Reframing the problem to focus on what causes Monty's action helps explain what is going on, but doesn't make us completely comfortable with the solution either. In the context of a game our expectation is that the other player will be trying to beat us.

Consider what would happen if Monty could choose whether to reveal a door, or just open your chosen door. Now Monty can play the game adversarially. If you choose the wrong door, he opens it and you lose. If you choose the correct door, he shows a different door in an attempt to get you to switch your choice. Under such circumstances if he does open a door, it means you should stay with your current choice. Switching would lose every time. I think that when presented as a game, our intuition is correctly on alert that Monty is trying to trick us, that he is playing the game to win. Most games are fair or stacked against us, so it would be very strange for someone to propose a game biased in our favor. Furthermore Monty might not have explicitly stated the rules of the game. If we don't know if he had to open a door, or if he just had the opportunity to attempt to trick us, then the safe choice is to stay with our current guess.

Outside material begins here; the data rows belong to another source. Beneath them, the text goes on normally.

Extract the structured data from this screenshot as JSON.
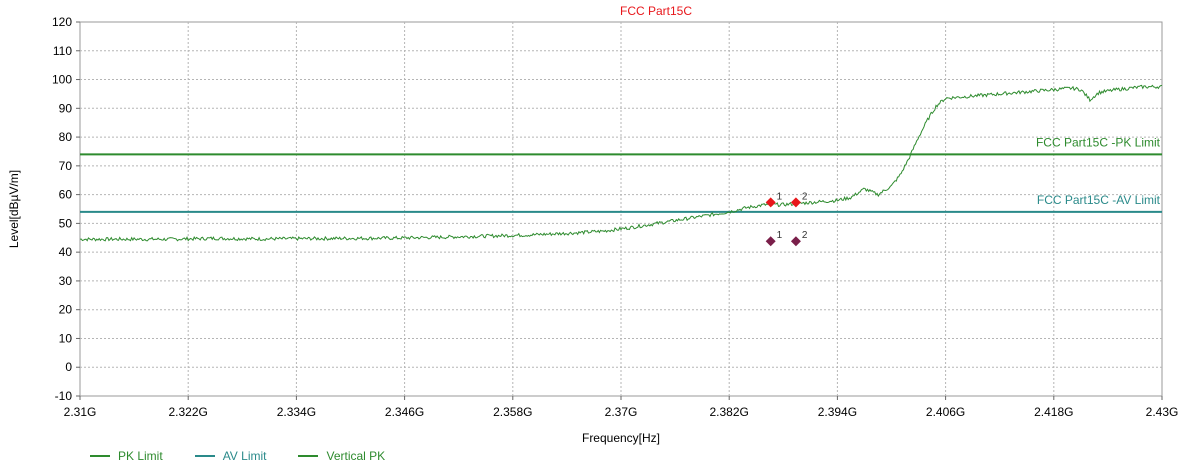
{
  "chart_data": {
    "type": "line",
    "title": "FCC Part15C",
    "xlabel": "Frequency[Hz]",
    "ylabel": "Level[dBµV/m]",
    "xlim": [
      2.31,
      2.43
    ],
    "ylim": [
      -10,
      120
    ],
    "x_ticks": [
      "2.31G",
      "2.322G",
      "2.334G",
      "2.346G",
      "2.358G",
      "2.37G",
      "2.382G",
      "2.394G",
      "2.406G",
      "2.418G",
      "2.43G"
    ],
    "y_ticks": [
      "120",
      "110",
      "100",
      "90",
      "80",
      "70",
      "60",
      "50",
      "40",
      "30",
      "20",
      "10",
      "0",
      "-10"
    ],
    "grid": true,
    "limit_lines": [
      {
        "name": "FCC Part15C -PK Limit",
        "value": 74,
        "color": "#2e8b2e"
      },
      {
        "name": "FCC Part15C -AV Limit",
        "value": 54,
        "color": "#2a8a8a"
      }
    ],
    "series": [
      {
        "name": "Vertical PK",
        "color": "#2e8b2e",
        "x": [
          2.31,
          2.315,
          2.32,
          2.325,
          2.33,
          2.335,
          2.34,
          2.345,
          2.35,
          2.355,
          2.36,
          2.365,
          2.368,
          2.371,
          2.374,
          2.377,
          2.38,
          2.382,
          2.384,
          2.386,
          2.388,
          2.39,
          2.392,
          2.394,
          2.3955,
          2.397,
          2.3985,
          2.4,
          2.401,
          2.402,
          2.403,
          2.404,
          2.405,
          2.406,
          2.41,
          2.414,
          2.418,
          2.42,
          2.421,
          2.422,
          2.423,
          2.425,
          2.428,
          2.43
        ],
        "y": [
          44.5,
          44.5,
          44.5,
          44.8,
          44.6,
          44.7,
          44.8,
          44.9,
          45.2,
          45.6,
          46,
          46.7,
          47.3,
          48.5,
          50,
          51.5,
          53,
          54,
          55.5,
          56.5,
          56.5,
          57,
          57.5,
          58,
          59,
          62,
          60,
          63,
          67,
          73,
          80,
          86,
          91,
          93.5,
          94.5,
          95.5,
          96.5,
          97,
          96.5,
          93,
          95.5,
          96.5,
          97.5,
          97.5
        ]
      }
    ],
    "markers": [
      {
        "label": "1",
        "x": 2.3866,
        "y": 57.3,
        "color": "#e8171b"
      },
      {
        "label": "2",
        "x": 2.3894,
        "y": 57.3,
        "color": "#e8171b"
      },
      {
        "label": "1",
        "x": 2.3866,
        "y": 43.8,
        "color": "#7a1f4a"
      },
      {
        "label": "2",
        "x": 2.3894,
        "y": 43.8,
        "color": "#7a1f4a"
      }
    ],
    "title_color": "#e8171b"
  },
  "legend": [
    {
      "label": "PK Limit",
      "color": "#2e8b2e"
    },
    {
      "label": "AV Limit",
      "color": "#2a8a8a"
    },
    {
      "label": "Vertical PK",
      "color": "#2e8b2e"
    }
  ]
}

The paradox makes for interesting game show scenarios. They give us a chance to second guess ourselves. Most people want to stick to their original choice, perhaps reaffirming that they made the correct initial guess through some mystic connection. People who are in on the joke can laugh about it and decry the participants for not taking up twice the opportunity to win.

Episodes 41 and 42 of Survivor featured the Monty Hall problem under the title of "do or die". In both cases the contestants chose to stay with their original choice instead of switching (which would have given them a higher chance of winning), and in both cases they actually won (against the odds). It really captured the counter-intuitive nature of the paradox, and the stark fact that we can easily assume we made a good decision because we saw a good outcome, when really we just got lucky.

Figure 3: Survivor featured the opportunity to guess again for immunity

Conclusion


The takeaway is that recognizing colliders can help us make better decisions. Recognizing a collider is noticing that we are only considering cases where a particular event happens, but that event has 2 causes. And it helps to draw a diagram to find them.